Золотце не привёл никого и не пришёл сам, ибо почитал себя оскорблённым, но вдруг прислал с курьером некие препараты (от мистера Уилбери?) и письмо, где с неожиданным врачебным цинизмом объяснял, что голову, несмотря на мороз, предпочтительно забальзамировать, поскольку кое в чём Гныщевича слушать следует. Если тепловодищевская «Метель» в дурном состоянии, она может и задержать груз в пути поломкой. Лучше подстраховаться.

Хэр же Ройш — а что сделал хэр Ройш? Велел утилизовать тело, отдал распоряжения относительно живых делегатов, пообещал барону Зрящих непременно вернуться к пухлой папке и обсуждению дальнейшей стратегии взаимодействия (барон Зрящих единственный согласился продолжить диалог).

Хэр Ройш принял решение.

Принял решение отрезать члену Четвёртого Патриархата графу Тепловодищеву голову, забальзамировать оную, погрузить в его «Метель» с двумя недосолдатами и секретарём Йихинской Академии и отправить сей кортеж в Столицу.

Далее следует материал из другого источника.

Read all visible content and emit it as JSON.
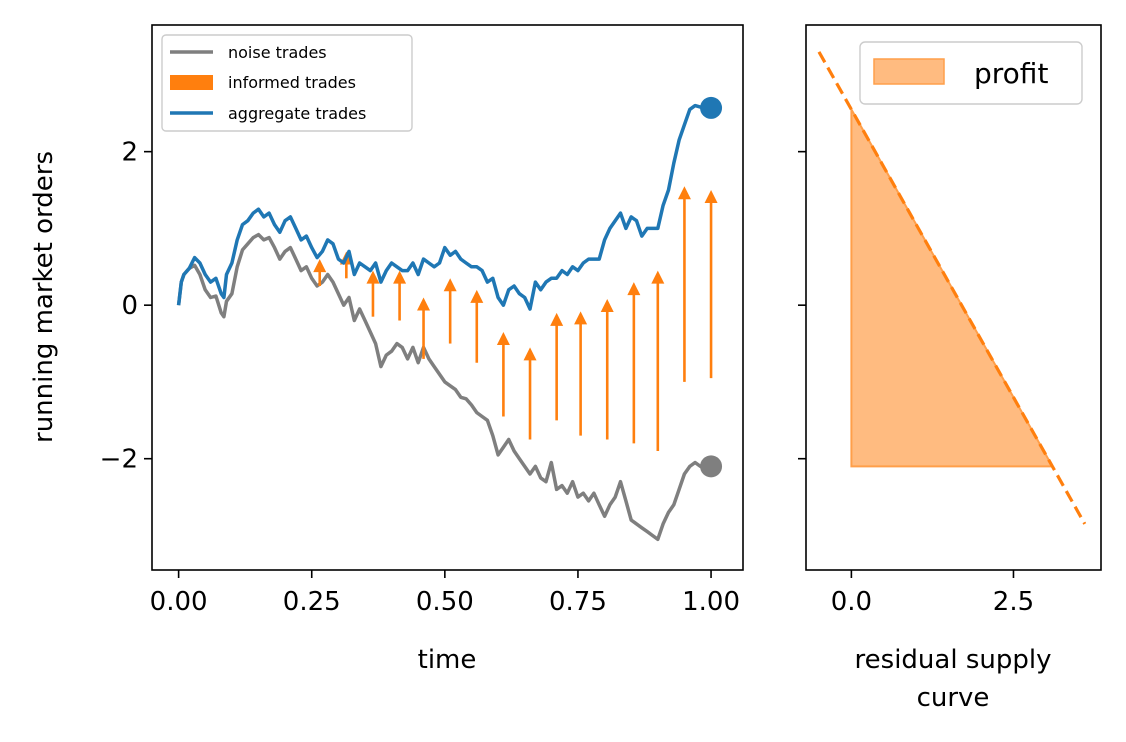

Принял решение сделать всё это, хотя отдавал себе отчёт в том, что Столица — единственный кроме Петерберга город Росской Конфедерации, в распоряжении которого имеется целая армия.

Принял решение, хотя понимал, что подобной дикости Четвёртый Патриархат всё же не снесёт, поскольку это — глумление не над нелепым и навязанным Европами Пактом о неагрессии, а над основами человеческой природы.

Принял, потому что понимал: такой жест заставит Четвёртый Патриархат действовать, причём действовать радикально, поспешно и эмоционально, а это даст Петербергу неизбежное и необходимое преимущество.